In a major move to deter plying of overloaded vehicles on highways, the National Highways Authority of India (NHAI) has decided to force them off the road till the extra load is removed at the cost and risk of transporters.
This will be in addition to levying of penal charges of ten times the applicable fee at the toll plazas that is presently being imposed on overloaded vehicles, an official statement said.
Apart from curbing accidents the move is also aimed at bringing down vehicular pollution arising out of overloaded goods carriages.
"So far, the NHAI toll contractors/concessionaires, citing lack of space at toll plazas and other practical difficulties, have not been off-loading trucks and were only charging 10 times penalty for overloading," it said.
"As per instructions issued by NHAI, from now onwards, the overloaded vehicles will not be allowed to cross the toll plaza but will be towed away and parked at designated place at the owner/driver's risk and cost," the statement said.
The vehicle will be released only after the owner/driver pays the penalty equivalent to ten times the applicable fee, undertakes to off-load the extra weight and pays NHAI charges for towing and parking at prescribed rates, it said.
Also, if the vehicle remains unclaimed for seven days, it will be handed over to the concerned police station. "The NHAI has directed all its toll plaza contractors and concessionaires to ensure strict compliance of the instructions.
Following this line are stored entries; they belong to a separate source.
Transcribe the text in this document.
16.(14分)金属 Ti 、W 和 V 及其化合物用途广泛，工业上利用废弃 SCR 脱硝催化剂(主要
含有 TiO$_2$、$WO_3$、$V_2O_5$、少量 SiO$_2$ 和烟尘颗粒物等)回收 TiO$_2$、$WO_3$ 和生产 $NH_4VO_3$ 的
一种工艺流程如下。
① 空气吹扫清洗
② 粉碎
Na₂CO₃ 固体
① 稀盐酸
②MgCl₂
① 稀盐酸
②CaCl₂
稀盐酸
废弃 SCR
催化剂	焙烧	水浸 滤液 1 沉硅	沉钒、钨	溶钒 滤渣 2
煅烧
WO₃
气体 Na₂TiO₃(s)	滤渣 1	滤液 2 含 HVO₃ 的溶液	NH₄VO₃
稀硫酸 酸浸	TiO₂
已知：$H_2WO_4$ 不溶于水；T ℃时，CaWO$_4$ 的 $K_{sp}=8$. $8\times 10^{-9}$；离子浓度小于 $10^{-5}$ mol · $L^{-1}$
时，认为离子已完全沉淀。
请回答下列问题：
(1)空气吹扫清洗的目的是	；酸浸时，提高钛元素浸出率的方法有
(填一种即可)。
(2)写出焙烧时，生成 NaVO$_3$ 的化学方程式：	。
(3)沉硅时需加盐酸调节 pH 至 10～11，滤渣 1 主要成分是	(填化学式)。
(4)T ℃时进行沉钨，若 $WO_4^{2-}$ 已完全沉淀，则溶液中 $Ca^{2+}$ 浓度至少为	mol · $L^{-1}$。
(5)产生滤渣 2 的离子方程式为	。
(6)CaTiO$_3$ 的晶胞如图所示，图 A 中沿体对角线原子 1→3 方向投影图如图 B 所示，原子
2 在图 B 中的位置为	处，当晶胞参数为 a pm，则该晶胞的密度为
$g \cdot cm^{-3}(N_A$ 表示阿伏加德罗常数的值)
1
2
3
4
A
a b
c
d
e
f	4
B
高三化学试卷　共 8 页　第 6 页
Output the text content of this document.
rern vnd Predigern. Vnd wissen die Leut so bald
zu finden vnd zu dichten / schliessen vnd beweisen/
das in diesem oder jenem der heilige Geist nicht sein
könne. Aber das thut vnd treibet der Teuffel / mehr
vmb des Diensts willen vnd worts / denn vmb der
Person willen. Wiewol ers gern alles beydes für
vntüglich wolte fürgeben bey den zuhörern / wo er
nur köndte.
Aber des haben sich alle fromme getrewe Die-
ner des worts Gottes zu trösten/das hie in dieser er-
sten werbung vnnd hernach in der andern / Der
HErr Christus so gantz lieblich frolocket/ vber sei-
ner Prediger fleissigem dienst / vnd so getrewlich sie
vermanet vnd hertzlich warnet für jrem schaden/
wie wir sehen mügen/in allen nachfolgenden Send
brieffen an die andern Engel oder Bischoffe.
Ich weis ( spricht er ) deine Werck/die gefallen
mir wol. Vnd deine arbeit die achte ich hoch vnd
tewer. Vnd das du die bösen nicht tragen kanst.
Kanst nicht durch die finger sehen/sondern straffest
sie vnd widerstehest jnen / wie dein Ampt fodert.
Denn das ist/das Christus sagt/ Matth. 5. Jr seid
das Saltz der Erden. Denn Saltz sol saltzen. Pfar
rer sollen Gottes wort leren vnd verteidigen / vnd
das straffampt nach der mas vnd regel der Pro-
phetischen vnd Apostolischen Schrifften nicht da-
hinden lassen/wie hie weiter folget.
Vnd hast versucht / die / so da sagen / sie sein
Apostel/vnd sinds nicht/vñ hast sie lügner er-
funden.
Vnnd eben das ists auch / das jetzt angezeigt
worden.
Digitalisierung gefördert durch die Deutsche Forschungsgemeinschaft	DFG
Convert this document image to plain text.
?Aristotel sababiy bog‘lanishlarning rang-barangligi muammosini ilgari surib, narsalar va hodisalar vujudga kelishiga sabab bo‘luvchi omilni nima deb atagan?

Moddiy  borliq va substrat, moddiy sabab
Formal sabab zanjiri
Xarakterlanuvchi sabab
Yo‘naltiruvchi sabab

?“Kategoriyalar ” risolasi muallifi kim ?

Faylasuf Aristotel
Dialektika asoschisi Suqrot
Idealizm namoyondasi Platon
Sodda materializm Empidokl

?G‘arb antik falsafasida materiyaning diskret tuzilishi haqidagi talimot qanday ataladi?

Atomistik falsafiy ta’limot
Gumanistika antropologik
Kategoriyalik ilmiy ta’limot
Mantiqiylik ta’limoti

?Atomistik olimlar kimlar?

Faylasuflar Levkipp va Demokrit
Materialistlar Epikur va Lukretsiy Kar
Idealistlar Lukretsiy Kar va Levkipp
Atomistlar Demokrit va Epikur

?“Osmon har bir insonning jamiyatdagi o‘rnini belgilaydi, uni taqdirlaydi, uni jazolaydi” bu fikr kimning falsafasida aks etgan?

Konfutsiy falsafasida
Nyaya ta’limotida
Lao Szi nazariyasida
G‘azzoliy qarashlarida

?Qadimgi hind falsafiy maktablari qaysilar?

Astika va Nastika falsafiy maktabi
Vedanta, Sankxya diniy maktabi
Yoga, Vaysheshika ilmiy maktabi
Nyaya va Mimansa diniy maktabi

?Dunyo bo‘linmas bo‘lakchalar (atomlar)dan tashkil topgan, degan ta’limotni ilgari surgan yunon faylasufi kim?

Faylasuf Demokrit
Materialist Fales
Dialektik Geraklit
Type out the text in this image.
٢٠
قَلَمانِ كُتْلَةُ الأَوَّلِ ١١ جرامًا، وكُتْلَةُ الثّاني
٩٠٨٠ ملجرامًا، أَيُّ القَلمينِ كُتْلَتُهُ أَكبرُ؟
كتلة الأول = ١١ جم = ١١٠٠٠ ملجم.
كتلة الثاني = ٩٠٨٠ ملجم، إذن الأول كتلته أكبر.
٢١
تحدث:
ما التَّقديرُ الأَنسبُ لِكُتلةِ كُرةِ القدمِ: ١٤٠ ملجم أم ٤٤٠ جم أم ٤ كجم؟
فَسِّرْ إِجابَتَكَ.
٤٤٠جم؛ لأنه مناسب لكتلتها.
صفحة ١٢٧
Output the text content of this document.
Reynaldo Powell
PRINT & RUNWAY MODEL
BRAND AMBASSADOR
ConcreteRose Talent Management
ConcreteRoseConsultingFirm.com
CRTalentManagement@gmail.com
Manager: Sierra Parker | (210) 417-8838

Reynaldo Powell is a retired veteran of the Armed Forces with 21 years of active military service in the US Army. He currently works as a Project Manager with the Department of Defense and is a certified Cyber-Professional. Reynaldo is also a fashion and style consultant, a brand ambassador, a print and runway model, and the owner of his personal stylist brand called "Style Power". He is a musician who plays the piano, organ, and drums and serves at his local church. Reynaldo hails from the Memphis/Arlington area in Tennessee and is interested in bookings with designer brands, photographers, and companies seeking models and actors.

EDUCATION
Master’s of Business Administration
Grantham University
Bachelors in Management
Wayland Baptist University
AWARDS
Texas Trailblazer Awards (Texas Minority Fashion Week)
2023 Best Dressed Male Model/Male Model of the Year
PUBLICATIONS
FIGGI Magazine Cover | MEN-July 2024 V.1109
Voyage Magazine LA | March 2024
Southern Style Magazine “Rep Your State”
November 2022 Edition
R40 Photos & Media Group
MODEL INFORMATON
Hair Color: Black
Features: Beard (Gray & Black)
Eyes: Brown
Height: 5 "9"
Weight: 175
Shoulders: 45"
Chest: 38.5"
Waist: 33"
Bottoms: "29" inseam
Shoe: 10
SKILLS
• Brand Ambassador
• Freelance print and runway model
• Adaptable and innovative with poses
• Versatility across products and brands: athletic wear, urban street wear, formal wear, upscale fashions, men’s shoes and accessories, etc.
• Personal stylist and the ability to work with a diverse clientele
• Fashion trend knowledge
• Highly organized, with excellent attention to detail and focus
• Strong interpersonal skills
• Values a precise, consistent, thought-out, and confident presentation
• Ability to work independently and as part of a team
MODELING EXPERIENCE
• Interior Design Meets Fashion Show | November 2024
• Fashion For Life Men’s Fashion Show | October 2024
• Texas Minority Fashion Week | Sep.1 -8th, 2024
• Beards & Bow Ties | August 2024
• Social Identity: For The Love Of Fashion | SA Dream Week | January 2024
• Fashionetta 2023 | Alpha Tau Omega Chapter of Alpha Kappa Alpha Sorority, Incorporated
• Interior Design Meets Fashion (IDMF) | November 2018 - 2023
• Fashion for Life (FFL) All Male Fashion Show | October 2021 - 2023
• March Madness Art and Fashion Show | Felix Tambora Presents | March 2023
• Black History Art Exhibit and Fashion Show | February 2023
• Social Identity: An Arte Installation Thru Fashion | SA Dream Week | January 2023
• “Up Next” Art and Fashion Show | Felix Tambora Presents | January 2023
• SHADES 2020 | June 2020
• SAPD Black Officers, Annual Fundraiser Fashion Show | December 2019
NHAI has also directed to ensure wide publicity to the instructions through newspaper advertisements and sign boards in English/Hindi/Vernacular languages erected at the toll plazas," it said.
The latest measures shall be effective deterrent in curbing operation of overloaded vehicles on National Highways. "These shall also ensure further compliance of the ban on overloaded vehicles by the Supreme Court," it said. This move will also significantly bring down road accidents as overloaded vehicles are one of the major contributors to fatal accidents. It will also prevent premature damage to National Highways and bring down vehicular pollution arising out of overloaded goods carriages.
In India, about 5 lakh road accidents every year claim 1.5 lakh lives and another 3 lakh are crippled for life.